Les détenus condamnés se promenaient dans la cour. Pinet les fit rentrer aux ateliers et leur dit : « On vient vous chercher pour vous fusiller, armez-vous de vos outils et défendez-vous ; nous serons avec vous et nous vous aiderons. » On se précipita sur les valets de menuiserie, les limes, les marteaux de forge, les alênes, les poinçons de cordonniers, et l’on se groupa dans les salles, prêt à la bataille. « Nous pouvons compter sur vous ? » demanda Pinet. — Les détenus répondirent : « Oui. » Pinet leur recommanda de rester dans les ateliers, où ils étaient bien plus en sécurité que dans la cour, et, accompagné de Bourguignon, il monta vers les sections ; Bourguignon entra dans la seconde et lui dans la troisième.
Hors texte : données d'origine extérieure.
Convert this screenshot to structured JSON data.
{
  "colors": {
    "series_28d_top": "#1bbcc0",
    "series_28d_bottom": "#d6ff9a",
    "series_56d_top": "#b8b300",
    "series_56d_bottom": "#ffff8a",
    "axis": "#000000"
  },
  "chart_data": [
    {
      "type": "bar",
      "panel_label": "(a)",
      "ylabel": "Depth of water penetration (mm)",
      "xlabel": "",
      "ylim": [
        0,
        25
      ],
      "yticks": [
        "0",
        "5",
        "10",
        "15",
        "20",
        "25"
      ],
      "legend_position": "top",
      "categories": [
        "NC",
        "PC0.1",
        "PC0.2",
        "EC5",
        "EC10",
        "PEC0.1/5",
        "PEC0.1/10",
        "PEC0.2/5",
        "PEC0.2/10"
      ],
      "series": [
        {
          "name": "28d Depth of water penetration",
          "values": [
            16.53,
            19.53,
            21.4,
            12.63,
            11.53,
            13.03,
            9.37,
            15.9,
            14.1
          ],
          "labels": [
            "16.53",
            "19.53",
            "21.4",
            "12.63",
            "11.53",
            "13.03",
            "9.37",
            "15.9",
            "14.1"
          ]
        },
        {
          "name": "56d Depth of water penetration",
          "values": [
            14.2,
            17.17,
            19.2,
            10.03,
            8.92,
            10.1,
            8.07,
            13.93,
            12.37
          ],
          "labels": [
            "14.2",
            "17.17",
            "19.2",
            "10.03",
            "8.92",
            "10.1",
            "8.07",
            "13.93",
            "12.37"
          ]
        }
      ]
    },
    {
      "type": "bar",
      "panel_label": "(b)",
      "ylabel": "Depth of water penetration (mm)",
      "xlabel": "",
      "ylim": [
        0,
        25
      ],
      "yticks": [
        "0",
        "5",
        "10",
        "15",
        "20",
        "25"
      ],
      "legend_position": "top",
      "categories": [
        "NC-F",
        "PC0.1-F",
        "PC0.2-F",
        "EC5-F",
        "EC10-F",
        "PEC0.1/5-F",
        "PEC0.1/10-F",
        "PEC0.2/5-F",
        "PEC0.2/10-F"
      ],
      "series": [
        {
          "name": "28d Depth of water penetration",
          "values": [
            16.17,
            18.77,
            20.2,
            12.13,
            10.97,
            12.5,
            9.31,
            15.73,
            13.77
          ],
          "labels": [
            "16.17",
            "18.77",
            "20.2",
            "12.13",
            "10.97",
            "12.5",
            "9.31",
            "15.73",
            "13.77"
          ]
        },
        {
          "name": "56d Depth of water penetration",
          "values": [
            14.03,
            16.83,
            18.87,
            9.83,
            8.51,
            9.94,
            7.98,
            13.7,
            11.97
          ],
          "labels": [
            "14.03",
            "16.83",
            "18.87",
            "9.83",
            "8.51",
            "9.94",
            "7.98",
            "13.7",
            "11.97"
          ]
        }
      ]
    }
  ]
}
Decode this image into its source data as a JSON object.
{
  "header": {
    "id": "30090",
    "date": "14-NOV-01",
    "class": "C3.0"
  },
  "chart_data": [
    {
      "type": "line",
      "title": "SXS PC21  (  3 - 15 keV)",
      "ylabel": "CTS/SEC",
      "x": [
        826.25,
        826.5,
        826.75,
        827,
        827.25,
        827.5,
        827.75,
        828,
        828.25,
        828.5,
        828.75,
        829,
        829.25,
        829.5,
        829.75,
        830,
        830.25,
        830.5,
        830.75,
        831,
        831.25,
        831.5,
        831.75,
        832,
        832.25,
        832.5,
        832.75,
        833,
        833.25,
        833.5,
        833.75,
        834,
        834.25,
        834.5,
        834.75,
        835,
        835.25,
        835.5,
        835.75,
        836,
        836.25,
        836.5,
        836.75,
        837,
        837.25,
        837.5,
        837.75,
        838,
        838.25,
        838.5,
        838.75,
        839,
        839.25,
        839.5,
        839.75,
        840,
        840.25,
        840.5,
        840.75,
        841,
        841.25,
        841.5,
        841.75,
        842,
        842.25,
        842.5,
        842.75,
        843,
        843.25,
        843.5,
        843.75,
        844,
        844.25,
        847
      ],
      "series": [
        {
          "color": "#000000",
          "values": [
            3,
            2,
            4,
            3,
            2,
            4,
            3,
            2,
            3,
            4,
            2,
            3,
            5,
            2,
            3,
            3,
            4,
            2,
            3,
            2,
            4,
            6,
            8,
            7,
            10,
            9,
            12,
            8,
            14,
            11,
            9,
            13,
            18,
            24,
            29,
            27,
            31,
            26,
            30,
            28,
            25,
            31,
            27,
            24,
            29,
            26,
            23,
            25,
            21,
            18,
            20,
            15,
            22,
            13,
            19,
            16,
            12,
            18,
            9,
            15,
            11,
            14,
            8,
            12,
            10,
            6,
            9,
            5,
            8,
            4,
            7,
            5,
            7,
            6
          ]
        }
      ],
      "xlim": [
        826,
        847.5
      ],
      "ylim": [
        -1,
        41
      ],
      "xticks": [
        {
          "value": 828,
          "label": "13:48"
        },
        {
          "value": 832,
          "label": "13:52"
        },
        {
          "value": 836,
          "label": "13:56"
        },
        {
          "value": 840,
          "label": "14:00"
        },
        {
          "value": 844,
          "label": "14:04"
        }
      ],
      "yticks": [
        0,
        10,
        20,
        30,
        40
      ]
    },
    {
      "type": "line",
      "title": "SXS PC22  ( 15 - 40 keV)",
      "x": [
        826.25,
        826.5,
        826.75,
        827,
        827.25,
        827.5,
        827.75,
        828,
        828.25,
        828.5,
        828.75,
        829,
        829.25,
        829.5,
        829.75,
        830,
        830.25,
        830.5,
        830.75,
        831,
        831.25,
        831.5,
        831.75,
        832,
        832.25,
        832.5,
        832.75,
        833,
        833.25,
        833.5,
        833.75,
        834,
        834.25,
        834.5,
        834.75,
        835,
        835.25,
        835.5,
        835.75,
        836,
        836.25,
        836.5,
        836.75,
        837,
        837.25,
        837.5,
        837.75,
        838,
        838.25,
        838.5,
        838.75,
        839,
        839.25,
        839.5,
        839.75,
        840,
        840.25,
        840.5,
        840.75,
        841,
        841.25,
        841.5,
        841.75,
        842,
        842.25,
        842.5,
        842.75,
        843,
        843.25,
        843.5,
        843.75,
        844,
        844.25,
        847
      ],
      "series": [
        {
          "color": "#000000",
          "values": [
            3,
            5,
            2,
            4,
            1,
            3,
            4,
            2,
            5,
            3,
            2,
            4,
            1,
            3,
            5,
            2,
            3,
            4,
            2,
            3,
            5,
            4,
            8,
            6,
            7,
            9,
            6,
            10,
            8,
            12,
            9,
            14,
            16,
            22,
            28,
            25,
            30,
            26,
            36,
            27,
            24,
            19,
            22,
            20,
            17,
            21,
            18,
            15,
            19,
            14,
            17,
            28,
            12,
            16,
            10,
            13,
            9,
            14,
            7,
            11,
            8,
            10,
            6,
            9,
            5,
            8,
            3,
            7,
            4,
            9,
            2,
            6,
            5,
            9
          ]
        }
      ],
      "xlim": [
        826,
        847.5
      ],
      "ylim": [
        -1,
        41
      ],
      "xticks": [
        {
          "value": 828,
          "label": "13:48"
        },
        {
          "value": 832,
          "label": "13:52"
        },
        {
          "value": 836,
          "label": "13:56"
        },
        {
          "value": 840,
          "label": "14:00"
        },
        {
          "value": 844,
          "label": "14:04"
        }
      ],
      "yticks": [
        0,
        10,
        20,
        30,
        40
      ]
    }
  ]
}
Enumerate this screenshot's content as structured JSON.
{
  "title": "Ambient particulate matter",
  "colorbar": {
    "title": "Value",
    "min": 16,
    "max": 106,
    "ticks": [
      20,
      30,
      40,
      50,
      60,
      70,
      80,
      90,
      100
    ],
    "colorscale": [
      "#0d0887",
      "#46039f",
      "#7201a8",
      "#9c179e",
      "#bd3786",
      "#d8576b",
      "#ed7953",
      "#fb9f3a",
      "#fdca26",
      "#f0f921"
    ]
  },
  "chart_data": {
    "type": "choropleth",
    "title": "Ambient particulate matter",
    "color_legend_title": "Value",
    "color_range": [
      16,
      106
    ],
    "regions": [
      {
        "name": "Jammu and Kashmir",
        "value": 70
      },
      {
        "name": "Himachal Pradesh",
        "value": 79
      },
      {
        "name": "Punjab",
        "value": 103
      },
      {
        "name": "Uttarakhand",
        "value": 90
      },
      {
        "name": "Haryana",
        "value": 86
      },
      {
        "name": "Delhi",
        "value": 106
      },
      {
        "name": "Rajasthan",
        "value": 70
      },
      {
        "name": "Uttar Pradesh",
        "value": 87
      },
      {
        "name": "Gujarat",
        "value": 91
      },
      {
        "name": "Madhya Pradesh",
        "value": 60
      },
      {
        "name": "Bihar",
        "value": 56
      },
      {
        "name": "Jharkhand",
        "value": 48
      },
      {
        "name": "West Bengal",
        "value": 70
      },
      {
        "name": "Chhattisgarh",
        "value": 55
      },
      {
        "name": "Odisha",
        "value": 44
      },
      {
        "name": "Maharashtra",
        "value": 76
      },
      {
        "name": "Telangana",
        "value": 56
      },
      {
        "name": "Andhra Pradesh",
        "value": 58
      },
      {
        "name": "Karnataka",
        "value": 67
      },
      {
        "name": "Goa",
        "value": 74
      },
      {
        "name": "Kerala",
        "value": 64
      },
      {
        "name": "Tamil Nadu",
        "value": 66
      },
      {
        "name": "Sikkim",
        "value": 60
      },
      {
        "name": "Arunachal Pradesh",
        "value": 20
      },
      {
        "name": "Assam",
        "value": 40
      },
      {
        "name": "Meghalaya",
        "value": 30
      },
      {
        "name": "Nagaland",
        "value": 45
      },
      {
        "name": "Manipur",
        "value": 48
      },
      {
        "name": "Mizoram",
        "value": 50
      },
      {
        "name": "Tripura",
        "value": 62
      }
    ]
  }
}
En deux mots, Bourguignon expliqua aux sergens de ville, aux soldats prisonniers, qu’il fallait, si on les appelait, refuser de descendre ; que s’ils ne se défendaient à outrance, ils étaient perdus ; qu’il était temps de faire arme de tout bois et de ne laisser pénétrer personne dans la section. Il ajouta : Pinet est là-haut « à la troisième, » je

  1. A la Grande-Roquette, prison déjà ancienne, inaugurée le 22 décembre 1836, construite avant l’amélioration des maisons pénitentiaires, il n’existe pas de passe-partout ; chaque section a ses clés particulières. On y possède cependant des doubles clés, dites clés de secours. Celles-ci, ordinairement déposées dans une petite armoire, près de l’avant-greffe, avaient été, pendant la commune, transportées au guichet central. Pinet et Bourguignon, s’étant emparés des doubles clés de la deuxième et de la troisième section, nul, sans leur concours, ne pouvait plus ouvrir les grilles du second et du troisième étage, dans le bâtiment de l’est.